Sunday, January 20, 2019


Mrs Titilayo Abubakar, the wife of the presidential flag bearer of the opposition Peoples Democratic Party (PDP) was left shaken but unhurt when thugs who are allegedly loyal to the ruling All Progressives Congress (APC) attacked her convoy at Sarkin Sasa house, in Ojoo, a sprawling suburb of Ibadan, the Oyo State capital, while canvassing votes for her husband.

Emerging reports show that the attack on her happened following a successful meeting with the Sarkin Sasa and the general Hausa community in the area when the hoodlums pounced on her convoy and unleashed mayhem causing varying degree of bodily harm and injuries to supporters loyal to the PDP.


The gubernatorial candidate of the PDP in Oyo State, Mr Seyi Makinde, has since condemned the attack as uncalled for even as he accused the APC of orchestrating it.

In a statement by his Director of Media, Dotun Oyelade, Makinde described the attack as a very unfortunate incident, where those who wanted to play clean and competitive politics, were confronted by those who wanted to hold on to power by crook and by force, and send their enforcers to attack and intimidate. According to the Governorship Candidate, with the way the APC is conducting itself, the next election may be rougher, if things do not go their way, and that is looking pretty likely.


The Oyo State Police Command has however  come out to say that Atiku’s wife was not attacked. In a statement by its Police Public Relations Officer, Mr. Adekunle Ajisebutu, the Command said: “She was not attacked. It was one of the area boys begging for money, but was not given, that threw a stone. The stone hit the side glass of a car belonging to a Fulani Chief, who was driving behind her convoy. The Chief had come to join Sarkin Sasa to receive the visitor, who after her visit left successfully unhurt.”

For many citizens, Nigeria’s 2019 elections will not be a sit-and-watch event. In 2015, Nigerians voted to defeat a sitting president—for the first time in the country’s history—in order to better their fortunes. But, they have been disappointed by the government’s inability to fulfill many of its promises. Thus, many Nigerians view participation in this election as essential to hold the government accountable— the rush to collect permanent voter cards is a demonstration of the intention to participate. The rise of intra-party friction—particularly within the ruling All Progressives Congress (APC)—has shown the desperation of the political class and the parties to retain power, as many politicians believe winning the party primary is an automatic ticket to victory in the general elections.


In a recent interview, Aly Verjee, a political analyst said this about violence during the Nigerian General elections, “While many of the risk factors that have affected past elections are unchanged, the relative significance of these factors varies across the country. For example, in Adamawa state in northeast Nigeria, there remain concerns about the potential for Boko Haram militants to disrupt the election campaign and voting. But because the militants appear to be less capable in Adamawa than before, the improved security situation in the state might allow more open competition between political parties. Perhaps paradoxically, therefore, one form of political violence—extremist attacks—may be partially  replaced by another—inter-party violence.

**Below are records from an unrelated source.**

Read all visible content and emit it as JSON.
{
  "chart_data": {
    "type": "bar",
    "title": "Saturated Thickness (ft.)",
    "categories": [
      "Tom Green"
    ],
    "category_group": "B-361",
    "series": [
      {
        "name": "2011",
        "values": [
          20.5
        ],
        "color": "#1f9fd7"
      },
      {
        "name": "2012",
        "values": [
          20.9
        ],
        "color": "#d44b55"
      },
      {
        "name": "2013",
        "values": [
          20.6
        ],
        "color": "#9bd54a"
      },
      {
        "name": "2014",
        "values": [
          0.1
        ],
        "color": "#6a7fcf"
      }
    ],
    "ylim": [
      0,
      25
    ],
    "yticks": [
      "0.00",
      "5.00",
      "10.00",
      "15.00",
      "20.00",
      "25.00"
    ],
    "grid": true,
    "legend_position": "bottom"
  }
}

“Across Nigeria, people told us that they expect the Independent National Election Commission (INEC) to deliver a credible election, given the commission was able to do so in 2015. Any regression from the standard set in 2015 could lead to violence, if people believe that any electoral deficiencies are deliberate rather than unintended.


“While there are multiple, long-standing forms of violence in Nigeria, it is new that people interpret these conflicts as having national scope and ambition when previously they might have been conceived of as “local” issues. So, clashes between farmers and herders, for example, appear to be part of a broader national narrative, and, therefore, even attempting to resort to local mechanisms of conflict resolution seems pointless. The expectations of citizens for who is responsible for initiating, propagating, and resolving conflicts has changed.

Social media is clearly more important now than it was in 2015, particularly in Nigeria’s cities. Social media has democratized access to information in Nigeria. It allows news of events in distant states to reach other parts of the country more quickly  than conventional media. But sometimes it has also helped fuel rumors, which risks opening the door to intolerant responses. In 2019, it is expected that the most competitive presidential candidates will hail exclusively from northern Nigeria, unlike 2015, which saw a Christian from southern Nigeria face a northern Muslim. This may change the prospects for inter-communal tensions across the country, as appeals to claims of identity may be less persuasive in the presidential election.


“At least so far, internal political party disputes appear to be more significant now than in 2015. While intra-party conflict is not new in Nigeria, this trend may represent a reversion to pre-2015 norms. The APC may fragment or see continued defections to other parties, and that may increase the risk of violence well before Election Day.”

Hopefully, the talk of bloodshed will be no more than just talk.